Last Modified: Nov 07, 2022
See more info
Known Affected Versions:
11.4.0, 11.4.1, 11.5.0, 11.5.1, 11.5.1 HF1, 11.5.1 HF10, 11.5.1 HF11, 11.5.1 HF2, 11.5.1 HF3, 11.5.1 HF4, 11.5.1 HF5, 11.5.1 HF6, 11.5.1 HF7, 11.5.1 HF8, 11.5.1 HF9, 11.5.10, 11.5.2, 11.5.2 HF1, 11.5.3, 11.5.3 HF1, 11.5.3 HF2, 11.6.0, 11.6.0 HF1, 11.6.0 HF2, 11.6.0 HF3, 11.6.0 HF4, 11.6.0 HF5, 11.6.0 HF6, 11.6.0 HF7, 11.6.0 HF8
12.0.0 HF3, 12.0.0, 11.6.1, 11.5.4
Opened: Jun 24, 2015
Related Article: K32565535
When session tracking actions are enabled in ASM policy, an HTTP request may be blocked based on HTTP session or username and illegal traffic that has been sent from this session. The blocked request is reported in the security events log, but there is no option to release the username using the Configuration utility.

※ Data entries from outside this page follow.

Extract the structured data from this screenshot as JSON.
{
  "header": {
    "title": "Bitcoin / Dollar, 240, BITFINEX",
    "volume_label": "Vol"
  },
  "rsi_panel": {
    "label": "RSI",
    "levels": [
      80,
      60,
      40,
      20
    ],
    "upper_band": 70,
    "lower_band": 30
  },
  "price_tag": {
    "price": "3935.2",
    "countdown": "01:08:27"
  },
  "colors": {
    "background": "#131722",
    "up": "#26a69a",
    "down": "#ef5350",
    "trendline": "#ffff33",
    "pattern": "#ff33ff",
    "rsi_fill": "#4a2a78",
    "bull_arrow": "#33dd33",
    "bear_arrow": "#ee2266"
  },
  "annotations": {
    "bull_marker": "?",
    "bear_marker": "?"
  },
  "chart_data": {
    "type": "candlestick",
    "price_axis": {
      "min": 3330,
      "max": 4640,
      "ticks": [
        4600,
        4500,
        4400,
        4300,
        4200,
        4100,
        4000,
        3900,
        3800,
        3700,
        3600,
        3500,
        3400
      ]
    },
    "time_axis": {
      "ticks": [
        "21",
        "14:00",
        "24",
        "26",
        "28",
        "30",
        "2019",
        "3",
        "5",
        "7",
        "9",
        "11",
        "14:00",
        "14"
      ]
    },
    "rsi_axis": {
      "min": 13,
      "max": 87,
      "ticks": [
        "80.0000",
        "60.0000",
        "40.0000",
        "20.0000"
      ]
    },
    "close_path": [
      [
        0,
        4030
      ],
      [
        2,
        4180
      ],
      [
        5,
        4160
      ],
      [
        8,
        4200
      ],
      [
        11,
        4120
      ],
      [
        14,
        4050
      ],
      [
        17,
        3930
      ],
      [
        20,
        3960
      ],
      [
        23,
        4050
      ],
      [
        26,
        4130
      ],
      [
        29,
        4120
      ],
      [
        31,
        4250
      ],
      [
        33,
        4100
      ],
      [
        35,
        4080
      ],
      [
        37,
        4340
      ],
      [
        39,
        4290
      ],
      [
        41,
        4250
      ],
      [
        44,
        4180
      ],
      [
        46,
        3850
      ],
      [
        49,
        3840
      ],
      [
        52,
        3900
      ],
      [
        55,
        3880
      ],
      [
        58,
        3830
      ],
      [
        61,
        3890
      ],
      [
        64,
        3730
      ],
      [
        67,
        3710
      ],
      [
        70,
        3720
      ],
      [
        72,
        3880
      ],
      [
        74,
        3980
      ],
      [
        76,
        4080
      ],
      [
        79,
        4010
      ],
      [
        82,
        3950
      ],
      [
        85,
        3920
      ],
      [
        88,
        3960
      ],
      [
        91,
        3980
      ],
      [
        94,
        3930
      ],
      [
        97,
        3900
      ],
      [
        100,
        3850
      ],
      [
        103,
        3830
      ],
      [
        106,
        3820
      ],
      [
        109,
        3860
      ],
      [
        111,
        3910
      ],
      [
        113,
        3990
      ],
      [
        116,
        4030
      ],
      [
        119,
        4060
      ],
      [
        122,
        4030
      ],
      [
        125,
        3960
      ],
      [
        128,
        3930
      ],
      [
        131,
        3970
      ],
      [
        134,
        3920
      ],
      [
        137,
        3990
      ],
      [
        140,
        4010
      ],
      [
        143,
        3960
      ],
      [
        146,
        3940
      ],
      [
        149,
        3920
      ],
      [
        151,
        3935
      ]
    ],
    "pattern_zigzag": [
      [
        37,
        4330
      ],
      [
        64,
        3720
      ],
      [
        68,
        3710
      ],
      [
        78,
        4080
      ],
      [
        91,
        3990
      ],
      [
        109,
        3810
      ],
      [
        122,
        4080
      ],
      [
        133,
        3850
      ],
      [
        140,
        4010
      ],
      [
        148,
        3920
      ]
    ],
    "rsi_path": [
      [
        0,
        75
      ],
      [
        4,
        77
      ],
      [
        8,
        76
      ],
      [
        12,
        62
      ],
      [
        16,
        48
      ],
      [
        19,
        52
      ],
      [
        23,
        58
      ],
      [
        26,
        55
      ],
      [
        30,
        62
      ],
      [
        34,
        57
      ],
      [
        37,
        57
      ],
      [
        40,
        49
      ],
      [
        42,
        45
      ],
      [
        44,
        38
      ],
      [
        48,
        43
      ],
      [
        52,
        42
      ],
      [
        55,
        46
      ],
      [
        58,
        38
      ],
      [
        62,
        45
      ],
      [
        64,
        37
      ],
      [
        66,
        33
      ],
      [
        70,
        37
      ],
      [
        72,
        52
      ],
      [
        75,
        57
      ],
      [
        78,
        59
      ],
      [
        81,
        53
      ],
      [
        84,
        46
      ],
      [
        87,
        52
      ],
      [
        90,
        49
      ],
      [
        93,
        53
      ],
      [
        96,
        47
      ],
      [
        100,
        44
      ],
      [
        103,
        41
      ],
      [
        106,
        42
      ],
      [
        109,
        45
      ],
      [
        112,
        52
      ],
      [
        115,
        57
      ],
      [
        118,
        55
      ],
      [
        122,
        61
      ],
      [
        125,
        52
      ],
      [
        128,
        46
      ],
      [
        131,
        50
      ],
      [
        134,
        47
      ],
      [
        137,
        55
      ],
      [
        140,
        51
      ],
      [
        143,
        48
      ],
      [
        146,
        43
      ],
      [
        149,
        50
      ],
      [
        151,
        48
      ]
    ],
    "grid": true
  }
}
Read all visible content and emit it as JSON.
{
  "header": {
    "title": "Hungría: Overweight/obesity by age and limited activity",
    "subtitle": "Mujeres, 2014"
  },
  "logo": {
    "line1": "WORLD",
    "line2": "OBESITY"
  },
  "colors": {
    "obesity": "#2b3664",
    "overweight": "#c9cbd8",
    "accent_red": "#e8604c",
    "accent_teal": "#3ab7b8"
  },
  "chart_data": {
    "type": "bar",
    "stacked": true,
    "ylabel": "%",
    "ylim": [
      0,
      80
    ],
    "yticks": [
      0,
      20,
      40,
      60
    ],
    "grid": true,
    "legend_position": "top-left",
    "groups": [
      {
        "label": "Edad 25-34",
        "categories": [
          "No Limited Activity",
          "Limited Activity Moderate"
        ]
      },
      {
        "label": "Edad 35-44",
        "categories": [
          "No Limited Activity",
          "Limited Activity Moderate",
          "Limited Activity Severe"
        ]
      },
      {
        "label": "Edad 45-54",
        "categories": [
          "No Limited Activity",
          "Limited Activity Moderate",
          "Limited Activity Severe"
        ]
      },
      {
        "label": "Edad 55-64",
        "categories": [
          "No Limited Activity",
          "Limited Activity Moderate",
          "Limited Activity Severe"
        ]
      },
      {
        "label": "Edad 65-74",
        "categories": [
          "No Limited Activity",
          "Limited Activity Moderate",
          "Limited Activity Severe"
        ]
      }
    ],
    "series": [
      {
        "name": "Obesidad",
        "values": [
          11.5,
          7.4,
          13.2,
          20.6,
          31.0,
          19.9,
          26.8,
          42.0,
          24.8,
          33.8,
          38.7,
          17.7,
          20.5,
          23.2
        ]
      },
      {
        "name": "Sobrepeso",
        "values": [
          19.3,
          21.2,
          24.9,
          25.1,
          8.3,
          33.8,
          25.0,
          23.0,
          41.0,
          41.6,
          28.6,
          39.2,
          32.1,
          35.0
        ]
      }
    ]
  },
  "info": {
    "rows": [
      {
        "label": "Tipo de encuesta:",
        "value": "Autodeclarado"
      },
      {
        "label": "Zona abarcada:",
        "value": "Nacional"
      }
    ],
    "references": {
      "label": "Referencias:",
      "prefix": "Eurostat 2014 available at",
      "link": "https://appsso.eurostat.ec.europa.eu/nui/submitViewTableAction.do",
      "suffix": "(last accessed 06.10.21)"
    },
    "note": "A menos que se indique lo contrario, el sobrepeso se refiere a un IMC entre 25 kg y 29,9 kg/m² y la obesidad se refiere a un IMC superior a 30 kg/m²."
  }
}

Usernames and HTTP sessions are blocked by ASM without an option to release them from the Configuration utility.
High availability (HA) setup, and ASM with Session tracking actions enabled.
Stop and start tmm on all devices in the HA group by running the following commands: -- bigstart stop tmm -- bigstart start tmm
Using the Configuration utility, BIG-IP system administrators can now release blocked usernames and sessions. This is done on the Session Tracking Status screen.